We now think it’s normal behaviour to take off our clothes at an airport. But it isn’t. Nor is it normal to stand outside in the rain to have a cigarette or to do 30mph on a dual carriageway when it’s the middle of the night and everyone else is in bed. It’s stupid.

And last week the stupidity made yet another lunge into the fabric of society with the news that government ministers were considering new laws that would force everyone to take a test before they were allowed to keep a dog.

No, really. Because one dog once ate one child, some hopeless little twerp from the department of dogs had to think of something sincere to say on the steps of the coroner’s court. Inevitably, they will have argued that the current law is “not fit for purpose”, whatever that means, and that “steps must be taken to ensure this never happens again”.

The steps being considered mean that every dog owner in the land will have to fit their pet with a microchip so that its whereabouts can be determined from dog-spotting spy-in-the-sky drones, and that before being allowed to take delivery of a puppy, people will have to sit an exam similar to the driving theory test. The cost could reach £60, and on top of this you will need compulsory third-party insurance in case your spaniel eats the milkman. ...

What good did all the airport legislation achieve? None. It simply means that you and I now must get to the airport six years before the plane is due to leave and arrive at the other end with yellow teeth, smelly armpits and no nail file. Did it prevent a chap from getting on board with exploding underpants? No, it did not.

Happily, however, I have a solution to the problem, a way that normal human behaviour can be preserved. It’s simple. We must start to accept that 5% of the population at any given time is bonkers.
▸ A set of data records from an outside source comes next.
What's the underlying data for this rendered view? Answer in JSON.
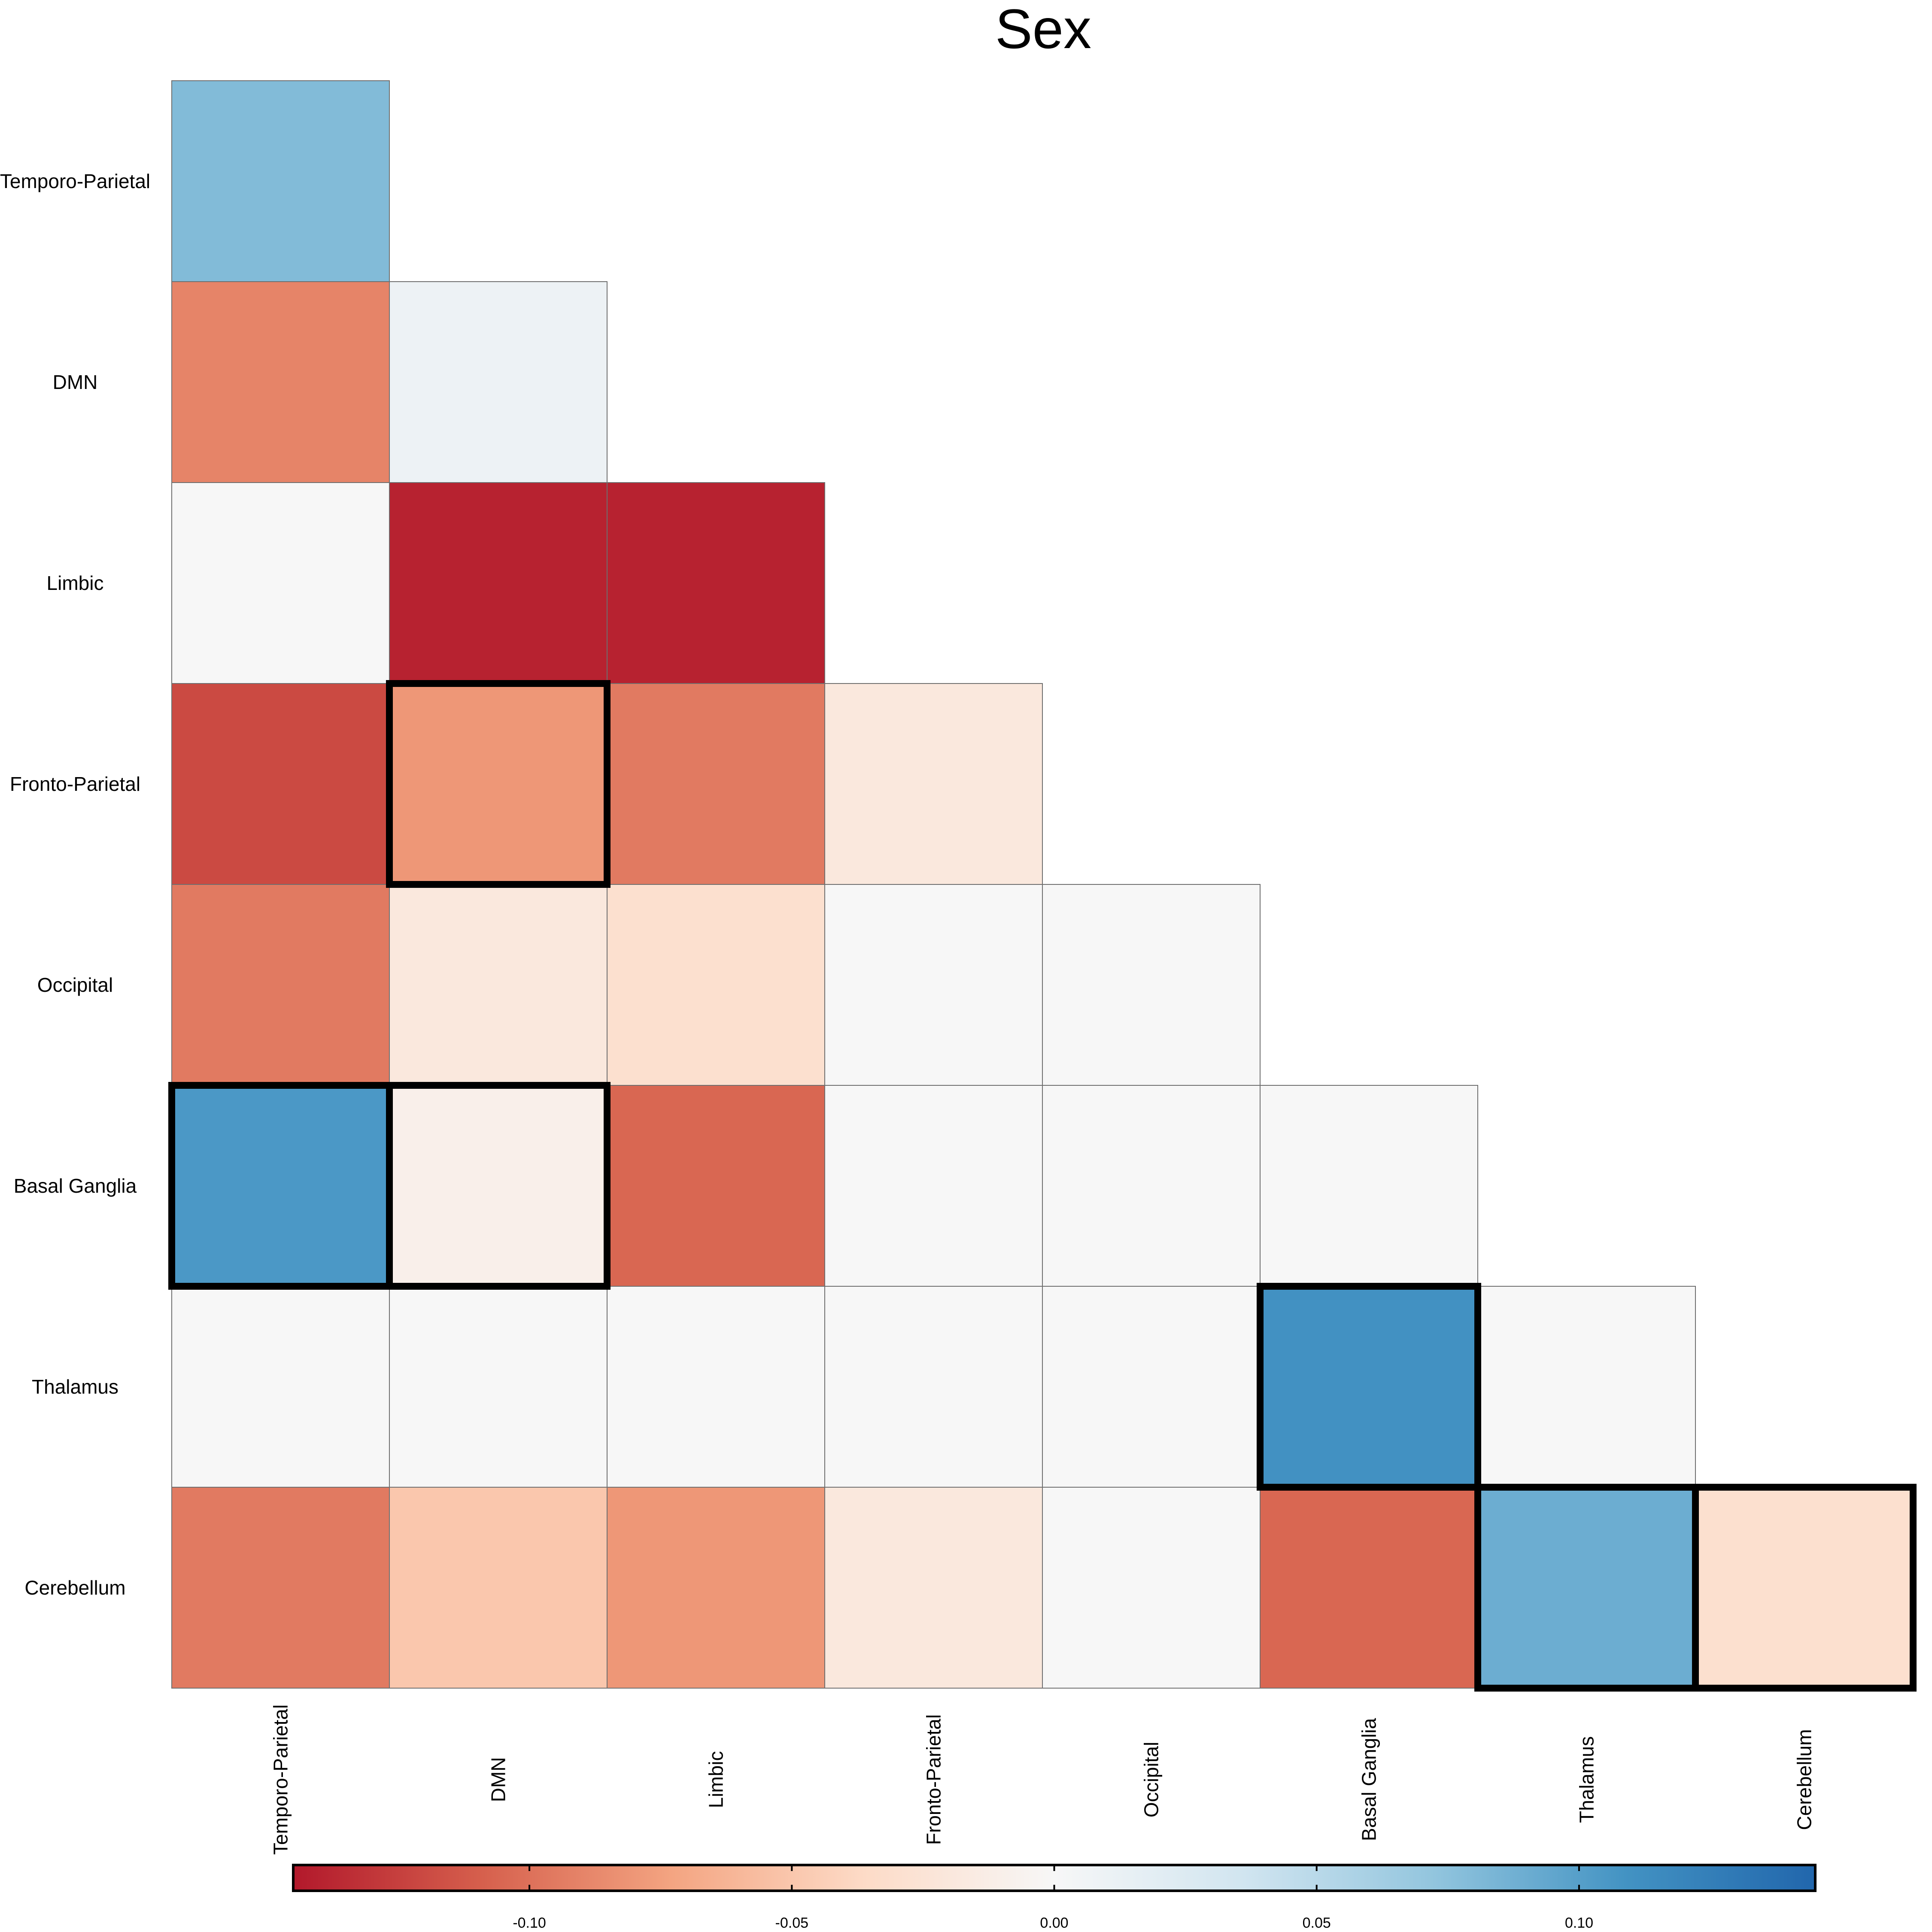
{
  "chart_data": {
    "type": "heatmap",
    "title": "Sex",
    "rows": [
      "Temporo-Parietal",
      "DMN",
      "Limbic",
      "Fronto-Parietal",
      "Occipital",
      "Basal Ganglia",
      "Thalamus",
      "Cerebellum"
    ],
    "columns": [
      "Temporo-Parietal",
      "DMN",
      "Limbic",
      "Fronto-Parietal",
      "Occipital",
      "Basal Ganglia",
      "Thalamus",
      "Cerebellum"
    ],
    "matrix": [
      [
        0.08,
        null,
        null,
        null,
        null,
        null,
        null,
        null
      ],
      [
        -0.09,
        0.01,
        null,
        null,
        null,
        null,
        null,
        null
      ],
      [
        0.0,
        -0.14,
        -0.14,
        null,
        null,
        null,
        null,
        null
      ],
      [
        -0.12,
        -0.08,
        -0.095,
        -0.02,
        null,
        null,
        null,
        null
      ],
      [
        -0.095,
        -0.02,
        -0.03,
        0.0,
        0.0,
        null,
        null,
        null
      ],
      [
        0.105,
        -0.01,
        -0.105,
        0.0,
        0.0,
        0.0,
        null,
        null
      ],
      [
        0.0,
        0.0,
        0.0,
        0.0,
        0.0,
        0.11,
        0.0,
        null
      ],
      [
        -0.095,
        -0.05,
        -0.08,
        -0.02,
        0.0,
        -0.105,
        0.09,
        -0.03
      ]
    ],
    "highlighted_cells": [
      [
        3,
        1
      ],
      [
        5,
        0
      ],
      [
        5,
        1
      ],
      [
        6,
        5
      ],
      [
        7,
        6
      ],
      [
        7,
        7
      ]
    ],
    "colorbar": {
      "range": [
        -0.145,
        0.145
      ],
      "ticks": [
        -0.1,
        -0.05,
        0.0,
        0.05,
        0.1
      ],
      "tick_labels": [
        "-0.10",
        "-0.05",
        "0.00",
        "0.05",
        "0.10"
      ],
      "position": "bottom",
      "orientation": "horizontal"
    },
    "colorscale": [
      "#b2182b",
      "#d6604d",
      "#f4a582",
      "#fddbc7",
      "#f7f7f7",
      "#d1e5f0",
      "#92c5de",
      "#4393c3",
      "#2166ac"
    ],
    "layout": "lower-triangle"
  }
}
There are no steps to be taken to stamp this out and no lessons to be learnt when a man with a beard boards a plane with an exploding dog.

Government officials who are questioned on the steps of coroner’s courts must be reminded of this before they speak. So that instead of saying the current law is “not fit for purpose” and that something must be done, they familiarise themselves with an expression that sums up the situation rather better: “Shit happens.”
Apologies for the long quotation, but I find it worthwhile.  We must respond to terrorism, freak accidents, health scares and moral panic attacks the same way we respond to school yard bullies: refuse to be intimidated.

By the way, that's Jeremy Clarkson of Top Gear fame.  Not to belittle automotive journalism or Clarkson's other endeavors, but the Sunday morning stuffed shirts should be hanging their heads in embarrassment that a gearhead like Clarkson gives more level-headed advice than they do.

~ ~ ~ ~ ~

Side note:  I should not be surprised to learn that Clarkson is largely responsible for Isambard Kingdom Brunel's stunning showing (finishing 2nd!) on the 2002 BBC poll of Greatest Britons.

For those of you who do not revere the the great engineers of history, Brunel is undoubtably one of the superstars of the Industrial Revolution.

My hat is off to Sydney Padua, who drew created the depiction of the sideburn-wearing, cigar-chomping Brunel to the left.  Well done.